The U.S. Supreme Court on Monday refused to consider BP's challenge to its $9.7 billion settlement over the 2010 Gulf of Mexico oil spill, rejecting the company's argument that hundreds of millions of dollars are going to businesses that weren't harmed.
The action means BP must make the payments as it continues to deal with the spill's aftermath.
"This is it in BP's attempt to toss the entire agreement," says Kevin A. McLean, a Tampa attorney with the BP Claims Law Group. "BP will continue to challenge other aspects of the settlement agreement and the claims process. But it cannot escape completely."
In 2012, BP signed a settlement agreement to compensate businesses claiming financial losses due to the spill. But BP has since argued the agreement has been interpreted improperly by Patrick Juneau, the settlement fund's court-appointed administrator, forcing it to pay businesses that could not show injury.
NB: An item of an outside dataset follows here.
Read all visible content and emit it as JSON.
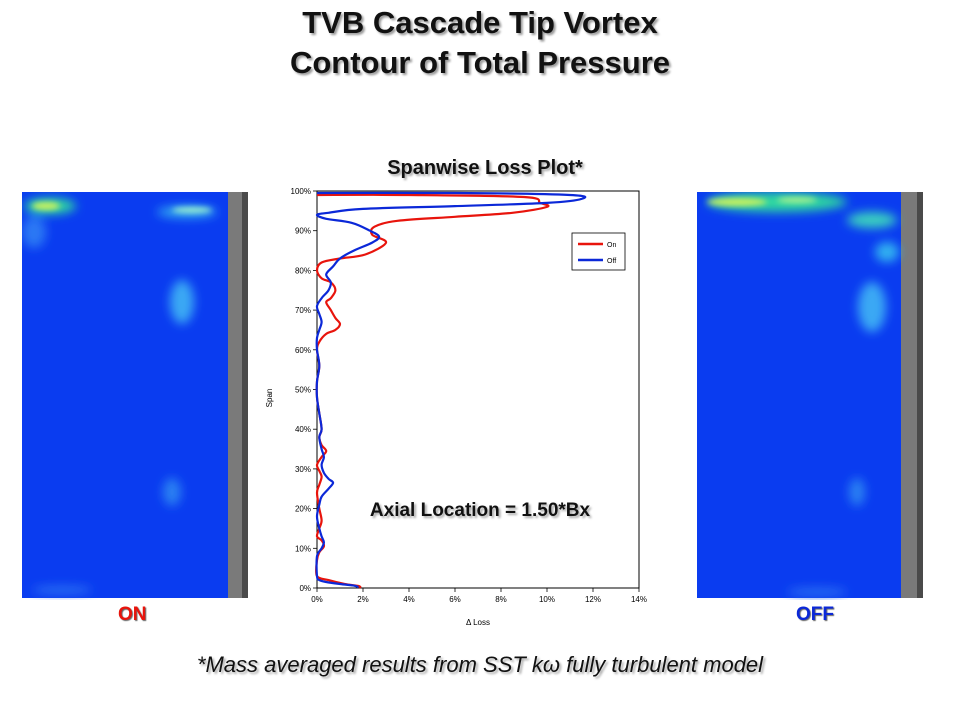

The challenge before the Supreme Court involved so-called business economic loss claims, a key part of the settlement. BP has paid $2.3 billion in such claims out of $4.25 billion in total compensation to individuals and businesses, according to Juneau.
BP spokesman Geoff Morrell told Reuters on Monday that the company remains concerned that entities that suffered no injury can make claims.
The offshore Deepwater Horizon spill, which killed 11 people, is the largest in U.S. history. It has cost London-based BP more than $28 billion in cleanup costs and damages, while the company continues to fight battles on multiple fronts. In a case set for trial in January, BP faces fines of up to $18 billion for violations of the U.S. Clean Water Act. It has put aside $43 billion to resolve all claims.
"I cannot predict how this will affect the processing of filed claims," Tampa's McLean stated. "But, I suspect the claims center will pick things up.
"This also starts the clock on filing new claims. The deadline is now set at six months from today."